12 de novembro de 2016

UM VERÃO À SÃO MARTINHO 2


A CASA DOS MEUS AVÓS era um daquelas andares num prédio dos anos vinte com o corredor a começar na sala de entrada e a acabar, uns quilómetros depois, na cozinha. Pelo caminho quatro portas para outros tantos quartos e no lado oposto a porta dava para uma despensa mas a tia Leonor, irmã do meu avô, muito crente e devota de São Martinho, decidira dar outro fim.
O QUARTO DAS ORAÇÕES tinha uma espécie de armário em pau preto com duas portas abertas a mostrarem várias gavetas pequenas até meio e em cima numa espécie de altar, imagens de e pequenos quadros de santas e santos mártires e ao centro uma imagem grande de um Cristo de túnica purpúrea arrastando uma cruz, cabeça ensanguentada pelos espinhos da coroa e uma máscara de esforço. Dois pequenos bancos de almofadas de veludo encarnado serviam para a tia Leonor e por vezes a minha avó se ajoelharem em oração. 
Mas era a pintura na parede do lado esquerdo, por cima de uma mesa meia lua, com dois castiçais de duas velas cada e uma Bíblia com capa de carneira, que me fascinava. 
Um soldado romano que montava um robusto cavalo branco, cortava com a espada, a sua capa vermelha enquanto um mendigo seminu aguardava na berma do caminho.
O autor pintara o céu de um azul acinzentado sem anjos nem trombetas com uma paisagem desoladora de árvores esqueléticas e terra pedregosa.

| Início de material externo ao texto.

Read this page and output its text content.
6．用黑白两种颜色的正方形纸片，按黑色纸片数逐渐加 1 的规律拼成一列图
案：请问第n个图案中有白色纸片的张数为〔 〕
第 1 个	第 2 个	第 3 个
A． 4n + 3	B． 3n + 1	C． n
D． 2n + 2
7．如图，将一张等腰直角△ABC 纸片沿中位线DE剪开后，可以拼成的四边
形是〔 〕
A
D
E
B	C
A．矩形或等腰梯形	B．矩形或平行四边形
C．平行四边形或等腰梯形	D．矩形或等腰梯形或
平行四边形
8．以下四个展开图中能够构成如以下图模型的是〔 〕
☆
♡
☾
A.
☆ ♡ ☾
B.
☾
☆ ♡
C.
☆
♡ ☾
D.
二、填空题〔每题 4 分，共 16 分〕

A MINHA AVÓ contara-me que o cavaleiro piedosamente, vendo o mendigo a morrer de frio repartiu a sua capa com ele e Deus abriu então o céu e o Sol voltou a aparecer e o dia ficou quente e luminoso. E o cavaleiro que se chamava Martinho ficou santo e por isso diz a tradição popular que existe um verão em Novembro que é o de São Martinho. Satisfeita a curiosidade, já a minha avó se preparava para se ir embora quando eu lhe puxei a saia e lhe perguntei: 
"Ó avó, então se Deus mandou vir o Sol só depois de S. Martinho rasgar a capa porque é que não fez isso antes? Não se estragava a capa e o pobre não apanhava frio...."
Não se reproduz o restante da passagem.